The mid-point of FY23 NPBT guidance (A$485m to A$535m) was 3% below consensus (A$528m). CGF announced it will conduct a strategic review of the small bank it acquired in 2020, while the company and Apollo (NYSE: APO) have signed a binding agreement for their lending JV targeting specialized areas.

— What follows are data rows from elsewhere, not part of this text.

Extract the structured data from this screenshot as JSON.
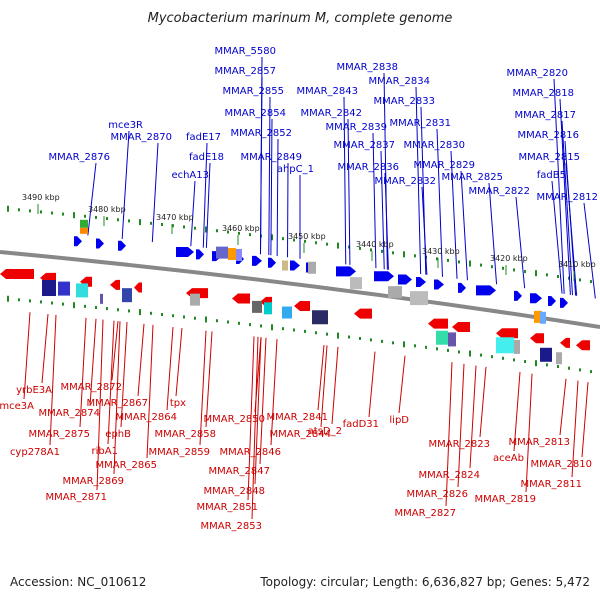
{
  "title": "Mycobacterium marinum M, complete genome",
  "footer": {
    "accession": "Accession: NC_010612",
    "topology": "Topology: circular; Length: 6,636,827 bp; Genes: 5,472"
  },
  "colors": {
    "forward_gene": "#0000ee",
    "reverse_gene": "#ee0000",
    "backbone": "#888888",
    "tick": "#228822",
    "top_label": "#0000cc",
    "bottom_label": "#cc0000"
  },
  "kbp_ticks": [
    "3490 kbp",
    "3480 kbp",
    "3470 kbp",
    "3460 kbp",
    "3450 kbp",
    "3440 kbp",
    "3430 kbp",
    "3420 kbp",
    "3410 kbp"
  ],
  "top_labels": [
    "MMAR_5580",
    "MMAR_2857",
    "MMAR_2855",
    "MMAR_2854",
    "MMAR_2852",
    "MMAR_2849",
    "ahpC_1",
    "MMAR_2843",
    "MMAR_2842",
    "MMAR_2838",
    "MMAR_2834",
    "MMAR_2833",
    "MMAR_2839",
    "MMAR_2831",
    "MMAR_2837",
    "MMAR_2836",
    "MMAR_2830",
    "MMAR_2829",
    "MMAR_2832",
    "MMAR_2825",
    "MMAR_2822",
    "MMAR_2820",
    "MMAR_2818",
    "MMAR_2817",
    "MMAR_2816",
    "MMAR_2815",
    "fadB5",
    "MMAR_2812",
    "mce3R",
    "MMAR_2870",
    "MMAR_2876",
    "fadE17",
    "fadE18",
    "echA13"
  ],
  "bottom_labels": [
    "yrbE3A",
    "mce3A",
    "MMAR_2872",
    "MMAR_2874",
    "MMAR_2875",
    "MMAR_2867",
    "ephB",
    "cyp278A1",
    "ribA1",
    "MMAR_2864",
    "MMAR_2865",
    "MMAR_2869",
    "MMAR_2871",
    "tpx",
    "MMAR_2858",
    "MMAR_2859",
    "MMAR_2850",
    "MMAR_2846",
    "MMAR_2847",
    "MMAR_2848",
    "MMAR_2851",
    "MMAR_2853",
    "MMAR_2841",
    "MMAR_2844",
    "atsD_2",
    "fadD31",
    "lipD",
    "MMAR_2823",
    "MMAR_2824",
    "MMAR_2826",
    "MMAR_2827",
    "aceAb",
    "MMAR_2819",
    "MMAR_2813",
    "MMAR_2810",
    "MMAR_2811"
  ]
}
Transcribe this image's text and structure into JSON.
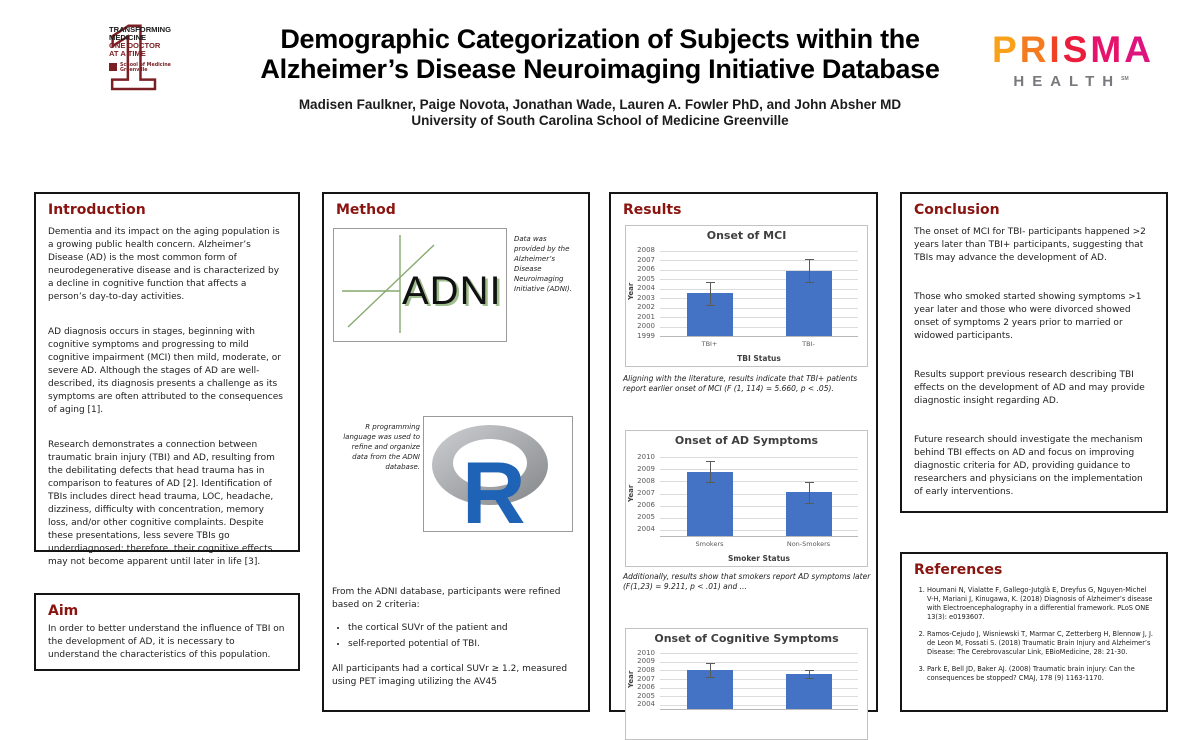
{
  "accent_heading_color": "#8a1410",
  "header": {
    "title_line1": "Demographic Categorization of Subjects within the",
    "title_line2": "Alzheimer’s Disease Neuroimaging Initiative Database",
    "authors": "Madisen Faulkner, Paige Novota, Jonathan Wade, Lauren A. Fowler PhD, and John Absher MD",
    "affiliation": "University of South Carolina School of Medicine Greenville",
    "som_logo": {
      "numeral": "1",
      "line1": "TRANSFORMING",
      "line2": "MEDICINE",
      "line3": "ONE DOCTOR",
      "line4": "AT A TIME",
      "school_line1": "School of Medicine",
      "school_line2": "Greenville",
      "dark_red": "#7a1f24"
    },
    "prisma_logo": {
      "word": "PRISMA",
      "letter_colors": [
        "#F9A11B",
        "#F47B20",
        "#EF4123",
        "#EA1D3C",
        "#E5136B",
        "#DF137E"
      ],
      "sub": "HEALTH",
      "trademark": "SM",
      "sub_color": "#77797c"
    }
  },
  "sections": {
    "introduction": {
      "heading": "Introduction",
      "paragraphs": [
        "Dementia and its impact on the aging population is a growing public health concern. Alzheimer’s Disease (AD) is the most common form of neurodegenerative disease and is characterized by a decline in cognitive function that affects a person’s day-to-day activities.",
        "AD diagnosis occurs in stages, beginning with cognitive symptoms and progressing to mild cognitive impairment (MCI) then mild, moderate, or severe AD. Although the stages of AD are well-described, its diagnosis presents a challenge as its symptoms are often attributed to the consequences of aging [1].",
        "Research demonstrates a connection between traumatic brain injury (TBI) and AD, resulting from the debilitating defects that head trauma has in comparison to features of AD [2]. Identification of TBIs includes direct head trauma, LOC, headache, dizziness, difficulty with concentration, memory loss, and/or other cognitive complaints. Despite these presentations, less severe TBIs go underdiagnosed; therefore, their cognitive effects may not become apparent until later in life [3]."
      ]
    },
    "aim": {
      "heading": "Aim",
      "text": "In order to better understand the influence of TBI on the development of AD, it is necessary to understand the characteristics of this population."
    },
    "method": {
      "heading": "Method",
      "adni_logo_text": "ADNI",
      "adni_caption": "Data was provided by the Alzheimer’s Disease Neuroimaging Initiative (ADNI).",
      "r_logo_text": "R",
      "r_caption": "R programming language was used to refine and organize data from the ADNI database.",
      "criteria_intro": "From the ADNI database, participants were refined based on 2 criteria:",
      "criteria": [
        "the cortical SUVr of the patient and",
        "self-reported potential of TBI."
      ],
      "suvr_text": "All participants had a cortical SUVr ≥ 1.2, measured using PET imaging utilizing the AV45"
    },
    "results": {
      "heading": "Results"
    },
    "conclusion": {
      "heading": "Conclusion",
      "paragraphs": [
        "The onset of MCI for TBI- participants happened >2 years later than TBI+ participants, suggesting that TBIs may advance the development of AD.",
        "Those who smoked started showing symptoms >1 year later and those who were divorced showed onset of symptoms 2 years prior to married or widowed participants.",
        "Results support previous research describing TBI effects on the development of AD and may provide diagnostic insight regarding AD.",
        "Future research should investigate the mechanism behind TBI effects on AD and focus on improving diagnostic criteria for AD, providing guidance to researchers and physicians on the implementation of early interventions."
      ]
    },
    "references": {
      "heading": "References",
      "items": [
        "Houmani N, Vialatte F, Gallego-Jutglà E, Dreyfus G, Nguyen-Michel V-H, Mariani J, Kinugawa, K. (2018) Diagnosis of Alzheimer’s disease with Electroencephalography in a differential framework. PLoS ONE 13(3): e0193607.",
        "Ramos-Cejudo J, Wisniewski T, Marmar C, Zetterberg H, Blennow J, J. de Leon M, Fossati S. (2018) Traumatic Brain Injury and Alzheimer’s Disease: The Cerebrovascular Link, EBioMedicine, 28: 21-30.",
        "Park E, Bell JD, Baker AJ. (2008) Traumatic brain injury: Can the consequences be stopped? CMAJ, 178 (9) 1163-1170."
      ]
    }
  },
  "chart_data": [
    {
      "type": "bar",
      "title": "Onset of MCI",
      "categories": [
        "TBI+",
        "TBI-"
      ],
      "values": [
        2003.5,
        2005.9
      ],
      "errors": [
        1.2,
        1.2
      ],
      "xlabel": "TBI Status",
      "ylabel": "Year",
      "ylim": [
        1999,
        2008.5
      ],
      "yticks": [
        1999,
        2000,
        2001,
        2002,
        2003,
        2004,
        2005,
        2006,
        2007,
        2008
      ],
      "bar_color": "#4472C4",
      "grid": true,
      "legend": "none",
      "caption": "Aligning with the literature, results indicate that TBI+ patients report earlier onset of MCI (F (1, 114) = 5.660, p < .05)."
    },
    {
      "type": "bar",
      "title": "Onset of AD Symptoms",
      "categories": [
        "Smokers",
        "Non-Smokers"
      ],
      "values": [
        2008.8,
        2007.1
      ],
      "errors": [
        0.85,
        0.85
      ],
      "xlabel": "Smoker Status",
      "ylabel": "Year",
      "ylim": [
        2003.5,
        2010.5
      ],
      "yticks": [
        2004,
        2005,
        2006,
        2007,
        2008,
        2009,
        2010
      ],
      "bar_color": "#4472C4",
      "grid": true,
      "legend": "none",
      "caption": "Additionally, results show that smokers report AD symptoms later (F(1,23) = 9.211, p < .01) and ..."
    },
    {
      "type": "bar",
      "title": "Onset of Cognitive Symptoms",
      "categories": [
        "",
        ""
      ],
      "values": [
        2008.05,
        2007.6
      ],
      "errors": [
        0.85,
        0.45
      ],
      "xlabel": "",
      "ylabel": "Year",
      "ylim": [
        2003.5,
        2010.5
      ],
      "yticks": [
        2004,
        2005,
        2006,
        2007,
        2008,
        2009,
        2010
      ],
      "bar_color": "#4472C4",
      "grid": true,
      "legend": "none",
      "partially_visible": true
    }
  ]
}
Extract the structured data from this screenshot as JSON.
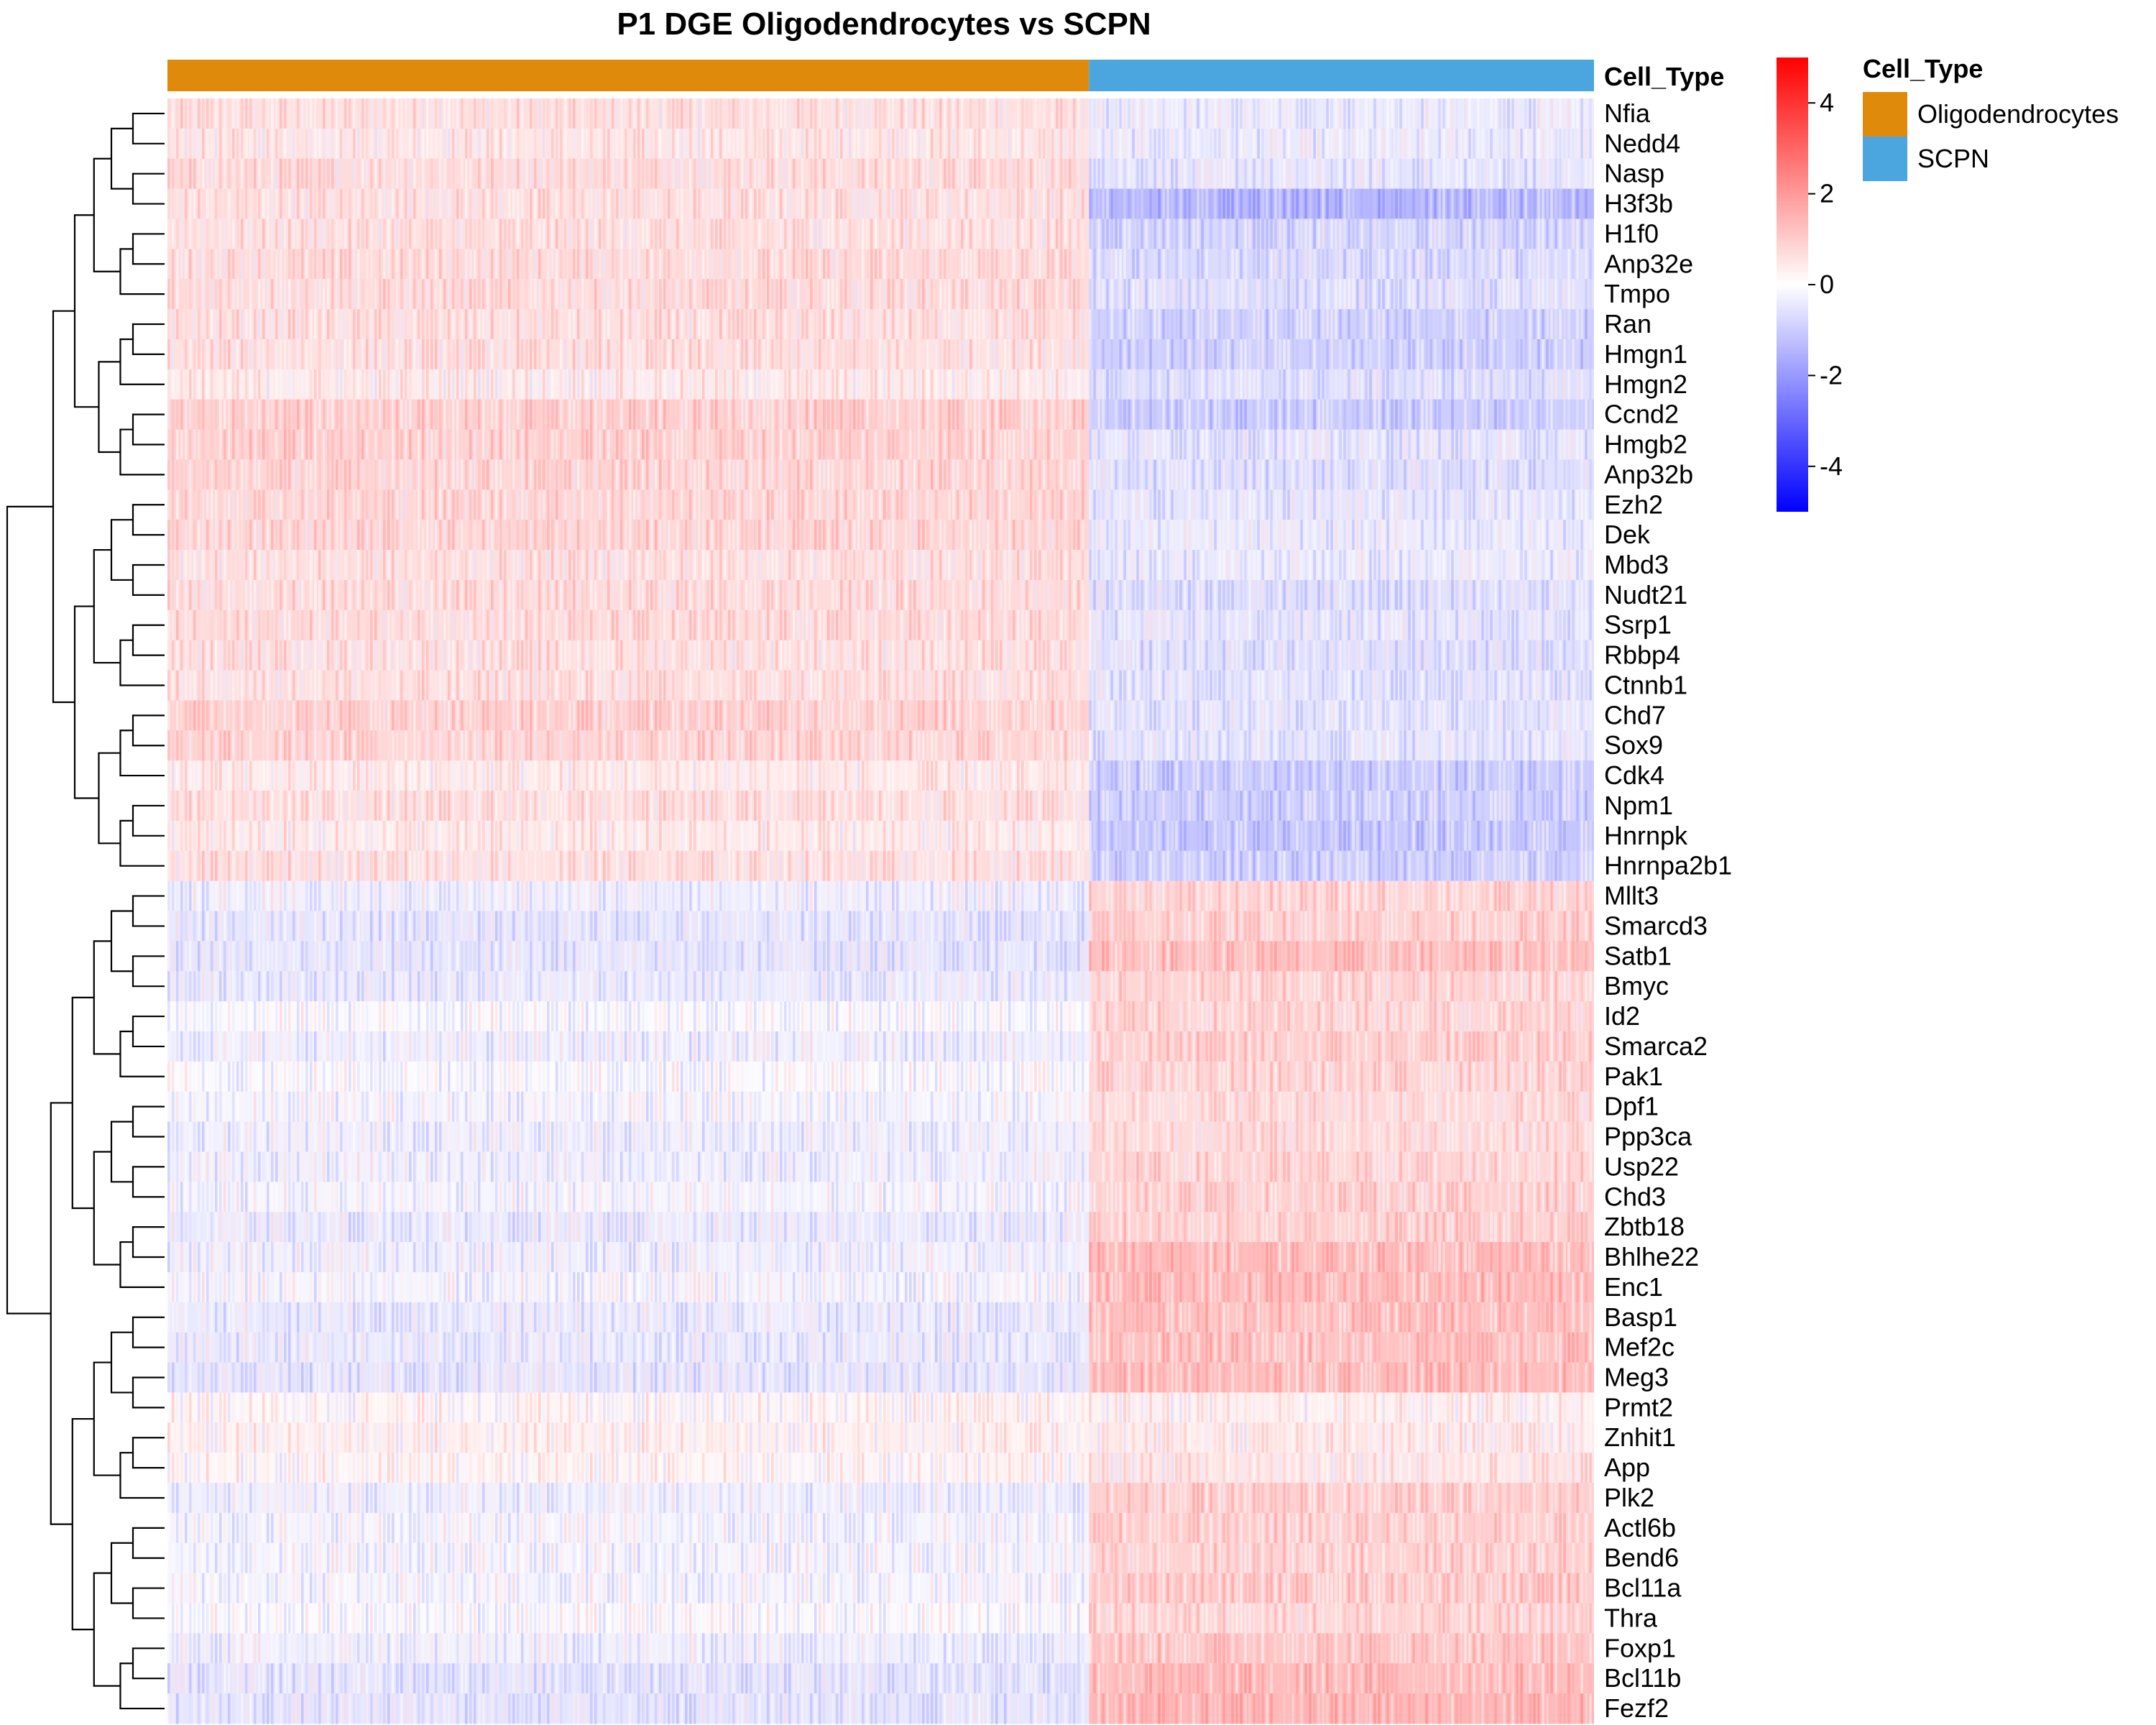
{
  "chart_data": {
    "type": "heatmap",
    "title": "P1 DGE Oligodendrocytes vs SCPN",
    "annotation": {
      "name": "Cell_Type",
      "groups": [
        {
          "name": "Oligodendrocytes",
          "color": "#E08A0B",
          "fraction": 0.646
        },
        {
          "name": "SCPN",
          "color": "#4BA6E0",
          "fraction": 0.354
        }
      ]
    },
    "genes": [
      "Nfia",
      "Nedd4",
      "Nasp",
      "H3f3b",
      "H1f0",
      "Anp32e",
      "Tmpo",
      "Ran",
      "Hmgn1",
      "Hmgn2",
      "Ccnd2",
      "Hmgb2",
      "Anp32b",
      "Ezh2",
      "Dek",
      "Mbd3",
      "Nudt21",
      "Ssrp1",
      "Rbbp4",
      "Ctnnb1",
      "Chd7",
      "Sox9",
      "Cdk4",
      "Npm1",
      "Hnrnpk",
      "Hnrnpa2b1",
      "Mllt3",
      "Smarcd3",
      "Satb1",
      "Bmyc",
      "Id2",
      "Smarca2",
      "Pak1",
      "Dpf1",
      "Ppp3ca",
      "Usp22",
      "Chd3",
      "Zbtb18",
      "Bhlhe22",
      "Enc1",
      "Basp1",
      "Mef2c",
      "Meg3",
      "Prmt2",
      "Znhit1",
      "App",
      "Plk2",
      "Actl6b",
      "Bend6",
      "Bcl11a",
      "Thra",
      "Foxp1",
      "Bcl11b",
      "Fezf2"
    ],
    "mean_scaled_expression": {
      "Oligodendrocytes": [
        0.6,
        0.5,
        0.7,
        0.6,
        0.6,
        0.7,
        0.7,
        0.6,
        0.6,
        0.4,
        0.9,
        0.9,
        0.8,
        0.8,
        0.8,
        0.6,
        0.7,
        0.7,
        0.6,
        0.6,
        0.9,
        0.8,
        0.4,
        0.6,
        0.4,
        0.6,
        -0.3,
        -0.5,
        -0.5,
        -0.4,
        -0.1,
        -0.3,
        -0.1,
        -0.2,
        -0.3,
        -0.3,
        -0.2,
        -0.4,
        -0.3,
        -0.2,
        -0.4,
        -0.4,
        -0.5,
        0.2,
        0.3,
        0.2,
        -0.3,
        -0.2,
        -0.2,
        -0.2,
        -0.1,
        -0.3,
        -0.5,
        -0.5
      ],
      "SCPN": [
        -0.4,
        -0.4,
        -0.5,
        -1.4,
        -0.8,
        -0.7,
        -0.6,
        -0.9,
        -0.9,
        -0.6,
        -1.0,
        -0.5,
        -0.6,
        -0.5,
        -0.4,
        -0.4,
        -0.6,
        -0.5,
        -0.6,
        -0.5,
        -0.5,
        -0.5,
        -1.0,
        -0.9,
        -1.1,
        -0.9,
        0.8,
        0.9,
        1.2,
        0.8,
        0.8,
        0.9,
        0.8,
        0.7,
        0.7,
        0.8,
        0.9,
        0.9,
        1.3,
        1.3,
        1.2,
        1.2,
        1.3,
        0.3,
        0.4,
        0.5,
        0.9,
        0.9,
        0.9,
        1.0,
        0.8,
        1.1,
        1.3,
        1.4
      ]
    },
    "colorbar": {
      "range": [
        -5,
        5
      ],
      "ticks": [
        4,
        2,
        0,
        -2,
        -4
      ],
      "tick_labels": [
        "4",
        "2",
        "0",
        "-2",
        "-4"
      ],
      "colors": {
        "low": "#0000FF",
        "mid": "#FFFFFF",
        "high": "#FF0000"
      }
    },
    "legend_placement": "right",
    "row_dendrogram": true
  }
}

Overall, this result was a bit weak in our view, with a reasonable current year performance offset by the negatives of a softer FY23 outlook than expected, and a decision to conduct a strategic review of the bank.

The good

  1. The Life COE margin improved in 2H22 on 1H22 (2.63% vs 2.56%) benefitting from higher returns on shareholder funds and an improvement in the product cash margin (+4bps ex the Accurium sale).
  2. FY22 CGF total life sales (A$9.7bn) were +40% on the pcp, with 4Q22 growth being +95% on the pcp.
  3. CGF’s total life book grew a healthy 6% in 2H22, albeit this was below the strong 1H22 result (8.4%).
  4. The FY22 life Business EBIT (A$472m) was +18% on the pcp driven by 14% average AUM growth and a stable COE margin (on a full year basis).
  5. The group ROE would have exceeded target excluding the negative bank performance (12.5%).
  6. Funds Management EBIT (A$82m) rose 17% on the pcp.
  7. The Life PCA capital ratio (1.6x) is at the top of management’s target range (1.3x-1.7x).

The bad

  1. The mid-point of FY23 NPBT guidance was 3% below consensus, while the bottom end of guidance implies minimal growth into next year (+3%).
  2. The gap between group underlying and reported profit was large (A$472m vs A$254m) due to negative mark-to-market adjustments.
  3. CGF expects 5-6% operating expense growth in FY23 due to inflationary pressures.
  4. The bank review was unexpected and seemingly highlights a poor investment overall (FY23F EBIT = - A$10m); 5) The forecast FY23 annuity run-off rate (34%) is well up on FY22 (28%) due to higher 1 year institutional sales in FY22.
  5. FY22 FM FUM (A$94bn) was down 14% on 1H22 (A$109bn) due to an asset sale, institutional outflows (-A$6bn) and market movements.
  6. Japanese annuity sales (A$617m) were -22% on the pcp.

Changes to forecasts

We lower our CGF FY23F/FY24F EPS by 3-5% mainly reflecting higher annuity run-off rates and operating expense growth assumptions per FY23 guidance.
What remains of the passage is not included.